Cette exploration de l’infini que mène Levinas dans le visage de l’autre est une quête de sens, une question métaphysique. Selon la tradition orthodoxe, Agar, roi d’Édesse, voulut avoir un portrait de Jésus. Celui-ci pressa sa face sur un tissu qu’il remit aux envoyés d’Agar et cette image, non faite de la main d’homme, constitue pour les Orthodoxes le témoignage direct et matériel de l’Incarnation du Verbe. Toutes les icônes du visage du Christ sont identiques et dériveraient de ce portrait originel unique. De la même manière dans la plupart des traditions africaines, les masques sacrés que l’on sort de leurs cases secrètes à l’occasion des fêtes traditionnelles n’ont jamais été fabriquées mais existent depuis toujours à cet endroit. Emmanuel Levinas est le continuateur de ces traditions qu’il interroge à partir des siennes, celles de la phénoménologie et du Talmud.

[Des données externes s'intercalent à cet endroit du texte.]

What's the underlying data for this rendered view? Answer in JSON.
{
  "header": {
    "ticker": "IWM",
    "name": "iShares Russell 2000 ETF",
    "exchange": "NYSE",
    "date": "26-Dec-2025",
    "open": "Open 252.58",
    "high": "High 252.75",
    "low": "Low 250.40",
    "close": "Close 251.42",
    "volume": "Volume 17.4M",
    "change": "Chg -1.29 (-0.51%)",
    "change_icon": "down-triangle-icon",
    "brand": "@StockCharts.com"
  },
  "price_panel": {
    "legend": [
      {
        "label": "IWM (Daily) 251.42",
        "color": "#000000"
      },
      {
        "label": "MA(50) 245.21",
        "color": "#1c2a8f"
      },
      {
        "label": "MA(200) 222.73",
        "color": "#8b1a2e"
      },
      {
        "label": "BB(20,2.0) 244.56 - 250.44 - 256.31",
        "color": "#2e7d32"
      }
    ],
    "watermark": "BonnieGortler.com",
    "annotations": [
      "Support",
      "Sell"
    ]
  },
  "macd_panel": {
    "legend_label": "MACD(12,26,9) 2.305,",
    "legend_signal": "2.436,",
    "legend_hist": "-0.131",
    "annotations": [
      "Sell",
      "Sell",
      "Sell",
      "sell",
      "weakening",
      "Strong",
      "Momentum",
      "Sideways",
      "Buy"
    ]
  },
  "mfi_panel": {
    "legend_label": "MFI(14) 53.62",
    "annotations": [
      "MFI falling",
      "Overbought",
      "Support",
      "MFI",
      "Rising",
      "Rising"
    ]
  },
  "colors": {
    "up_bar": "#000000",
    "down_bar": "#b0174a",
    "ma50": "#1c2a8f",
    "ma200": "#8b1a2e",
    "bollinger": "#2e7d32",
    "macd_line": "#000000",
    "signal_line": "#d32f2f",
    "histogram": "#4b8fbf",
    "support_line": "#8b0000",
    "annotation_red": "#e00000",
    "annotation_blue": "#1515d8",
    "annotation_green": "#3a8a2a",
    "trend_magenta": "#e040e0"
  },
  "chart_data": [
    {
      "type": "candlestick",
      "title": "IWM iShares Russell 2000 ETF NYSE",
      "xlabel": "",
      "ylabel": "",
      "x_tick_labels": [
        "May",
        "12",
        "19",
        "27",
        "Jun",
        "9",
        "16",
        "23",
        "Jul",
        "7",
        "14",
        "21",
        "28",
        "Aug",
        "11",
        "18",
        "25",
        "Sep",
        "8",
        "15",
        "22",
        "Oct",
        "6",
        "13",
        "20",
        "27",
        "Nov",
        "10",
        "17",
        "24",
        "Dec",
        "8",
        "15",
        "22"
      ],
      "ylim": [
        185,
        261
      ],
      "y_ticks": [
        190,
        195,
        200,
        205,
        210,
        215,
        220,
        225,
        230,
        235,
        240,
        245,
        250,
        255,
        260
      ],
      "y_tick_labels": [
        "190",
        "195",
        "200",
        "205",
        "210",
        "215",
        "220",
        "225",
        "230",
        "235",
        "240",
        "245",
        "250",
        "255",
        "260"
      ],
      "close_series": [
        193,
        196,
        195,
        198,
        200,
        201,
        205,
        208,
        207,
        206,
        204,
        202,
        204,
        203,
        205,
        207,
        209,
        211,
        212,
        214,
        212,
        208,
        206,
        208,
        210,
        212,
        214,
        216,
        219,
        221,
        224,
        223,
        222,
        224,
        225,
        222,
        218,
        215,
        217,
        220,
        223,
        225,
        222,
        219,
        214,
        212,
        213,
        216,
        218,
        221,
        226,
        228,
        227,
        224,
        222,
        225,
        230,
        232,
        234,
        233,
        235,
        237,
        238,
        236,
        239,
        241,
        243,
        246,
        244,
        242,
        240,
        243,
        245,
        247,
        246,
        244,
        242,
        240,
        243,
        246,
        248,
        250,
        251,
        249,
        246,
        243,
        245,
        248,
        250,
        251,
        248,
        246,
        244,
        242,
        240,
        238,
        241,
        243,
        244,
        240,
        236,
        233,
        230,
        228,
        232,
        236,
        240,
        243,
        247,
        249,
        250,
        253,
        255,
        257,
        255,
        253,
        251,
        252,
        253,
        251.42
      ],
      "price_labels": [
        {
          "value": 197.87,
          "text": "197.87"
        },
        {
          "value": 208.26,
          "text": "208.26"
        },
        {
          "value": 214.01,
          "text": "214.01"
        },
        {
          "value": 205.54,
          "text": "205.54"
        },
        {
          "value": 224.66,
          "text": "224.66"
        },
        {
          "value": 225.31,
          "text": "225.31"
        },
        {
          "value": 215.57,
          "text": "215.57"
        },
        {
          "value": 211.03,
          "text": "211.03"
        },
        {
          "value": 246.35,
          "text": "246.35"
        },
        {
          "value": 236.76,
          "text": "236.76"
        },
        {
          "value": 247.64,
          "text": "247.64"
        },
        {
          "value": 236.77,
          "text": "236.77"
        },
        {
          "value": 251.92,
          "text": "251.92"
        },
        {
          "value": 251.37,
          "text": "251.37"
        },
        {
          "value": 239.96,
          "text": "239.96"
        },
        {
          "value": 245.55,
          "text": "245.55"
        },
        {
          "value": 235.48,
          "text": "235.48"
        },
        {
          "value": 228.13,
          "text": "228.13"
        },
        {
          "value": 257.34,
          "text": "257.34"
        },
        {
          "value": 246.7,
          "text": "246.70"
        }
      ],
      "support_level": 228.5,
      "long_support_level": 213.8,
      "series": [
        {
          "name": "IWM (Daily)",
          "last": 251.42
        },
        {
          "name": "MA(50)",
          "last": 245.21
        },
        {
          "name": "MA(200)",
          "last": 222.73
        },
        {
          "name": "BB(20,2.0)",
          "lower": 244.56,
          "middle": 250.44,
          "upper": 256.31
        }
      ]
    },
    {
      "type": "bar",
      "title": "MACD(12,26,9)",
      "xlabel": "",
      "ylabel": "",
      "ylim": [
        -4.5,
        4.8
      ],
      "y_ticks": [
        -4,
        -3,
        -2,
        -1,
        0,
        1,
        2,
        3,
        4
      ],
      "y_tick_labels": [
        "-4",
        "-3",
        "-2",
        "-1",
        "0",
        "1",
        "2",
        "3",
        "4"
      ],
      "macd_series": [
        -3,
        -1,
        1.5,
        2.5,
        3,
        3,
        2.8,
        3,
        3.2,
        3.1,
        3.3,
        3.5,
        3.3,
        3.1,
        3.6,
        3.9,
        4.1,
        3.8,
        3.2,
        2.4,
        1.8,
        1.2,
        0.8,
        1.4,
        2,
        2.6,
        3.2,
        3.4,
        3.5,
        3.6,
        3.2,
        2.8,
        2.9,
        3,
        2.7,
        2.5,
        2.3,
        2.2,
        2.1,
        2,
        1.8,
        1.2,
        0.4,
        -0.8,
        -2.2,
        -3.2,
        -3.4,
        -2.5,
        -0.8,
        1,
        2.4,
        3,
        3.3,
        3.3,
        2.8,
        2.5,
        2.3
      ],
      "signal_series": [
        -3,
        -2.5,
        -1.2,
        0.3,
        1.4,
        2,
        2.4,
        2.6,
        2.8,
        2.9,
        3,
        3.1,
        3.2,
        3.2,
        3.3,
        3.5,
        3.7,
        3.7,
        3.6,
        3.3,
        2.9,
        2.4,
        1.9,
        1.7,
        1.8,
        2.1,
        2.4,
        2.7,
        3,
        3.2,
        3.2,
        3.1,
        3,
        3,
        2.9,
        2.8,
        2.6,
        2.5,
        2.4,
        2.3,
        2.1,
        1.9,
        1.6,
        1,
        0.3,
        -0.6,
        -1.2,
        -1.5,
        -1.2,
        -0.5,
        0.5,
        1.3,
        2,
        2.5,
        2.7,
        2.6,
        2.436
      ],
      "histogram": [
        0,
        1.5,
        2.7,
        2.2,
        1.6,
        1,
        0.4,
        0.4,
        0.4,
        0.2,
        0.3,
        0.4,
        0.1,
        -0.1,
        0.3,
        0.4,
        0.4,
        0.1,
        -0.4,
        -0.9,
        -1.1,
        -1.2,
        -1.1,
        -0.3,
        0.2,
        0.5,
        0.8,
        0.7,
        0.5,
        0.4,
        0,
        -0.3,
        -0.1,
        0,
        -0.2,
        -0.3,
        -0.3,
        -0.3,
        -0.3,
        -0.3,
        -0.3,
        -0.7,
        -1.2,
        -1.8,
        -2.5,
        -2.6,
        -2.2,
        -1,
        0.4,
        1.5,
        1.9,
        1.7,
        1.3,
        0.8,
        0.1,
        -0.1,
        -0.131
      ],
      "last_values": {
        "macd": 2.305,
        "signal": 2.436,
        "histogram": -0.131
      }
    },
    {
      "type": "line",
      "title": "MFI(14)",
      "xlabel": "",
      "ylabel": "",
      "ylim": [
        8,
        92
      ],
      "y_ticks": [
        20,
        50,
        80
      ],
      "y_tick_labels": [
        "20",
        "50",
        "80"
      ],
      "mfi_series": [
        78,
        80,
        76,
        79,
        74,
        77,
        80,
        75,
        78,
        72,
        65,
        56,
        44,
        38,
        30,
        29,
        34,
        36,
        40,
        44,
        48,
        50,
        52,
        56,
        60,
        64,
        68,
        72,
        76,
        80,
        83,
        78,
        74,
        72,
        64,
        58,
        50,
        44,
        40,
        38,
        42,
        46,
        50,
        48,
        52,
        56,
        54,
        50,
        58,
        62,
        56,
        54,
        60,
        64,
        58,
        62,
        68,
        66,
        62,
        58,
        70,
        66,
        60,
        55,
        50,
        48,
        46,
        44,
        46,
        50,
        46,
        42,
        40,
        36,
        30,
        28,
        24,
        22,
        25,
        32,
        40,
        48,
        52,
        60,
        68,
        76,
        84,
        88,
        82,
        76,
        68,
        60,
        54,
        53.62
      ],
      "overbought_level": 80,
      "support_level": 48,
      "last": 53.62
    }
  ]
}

Le masque qui nous protège de l’autre révèle d’abord la vulnérabilité de l’humanité devant des pandémies nouvelles auxquelles elle a contribué. C’est pourtant bien à travers l’autre, par l’intermédiaire de son visage, que nous faisons société et c’est l’extériorité radicale de son visage qui nous oblige en fondant toute morale : ma liberté s’arrête ou commence la sienne. Je ne vois que ses yeux, que le mouvement de ses sourcils, que sa ride frontale, que ses pattes d’oies à la commissures des paupières, pour interpréter l’expression de son visage. Est-ce de l’étonnement, de la joie, de la colère que je lis sur son visage ? Sans voir le bas du visage, je dois faire un effort d’interprétation, je dois lui parler pour m’assurer de ses intentions en ne sachant pas lire sur ses lèvres, je dois tendre l’oreille pour bien comprendre. Sans voir le bas du visage, sa forme, son équilibre, je ne sais pas dire s’il me plait, je ne peux avoir d’apriori, l’autre est face à moi avec sa spécificité occultée, je dois aller vers lui si je veux entrer en contact. Et si en définitive plutôt que de nous éloigner, les masques nous rapprochaient en tendant vers l’unicité des visages ? Même avec un masque chirurgical norme EN 14683, le Mime Marceau continuerait à nous émouvoir et nous rappeler à notre humanité

Le mot personnage vient du grec persona qui désignait le masque que les acteurs du théâtre de l’antiquité grecque portaient. Le mot lui-même veut dire « qui laisse passer le son ». Au début de la pandémie on a vu les masques de quelques acteurs politiques. Comme des personnages de la Commedia Dell’Arte, ils mentaient sur l’inutilité du port du masque parce qu’ils voulaient cacher leur imprévoyance et ne pas perdre la face. Ces personnages publics étaient Polichinelle avec son secret connu de tous, ils portaient alors son masque noir, les joues tombantes, couvertes de verrues, des collines de plis ridés sur le front et un nez aquilin. Ces personnages ont été démasqués au bal des hypocrites mais d’autres acteurs arborent toujours le masque rouge du bête et méchant Matamore au long nez, comme Trump ou Bolsonaro qui prônent l’immunité collective pour lutter contre la maladie, sans port du masque, condamnant les Vieux et les personnes à risque faute de système de santé collectif. Ils nous dévoilent ainsi leur anti humanisme.

 

[1]Emmanuel Levinas. La philosophie et l’idée de l’infini. Revue de Métaphysique et de Morale, Colin, 1957, n° 3.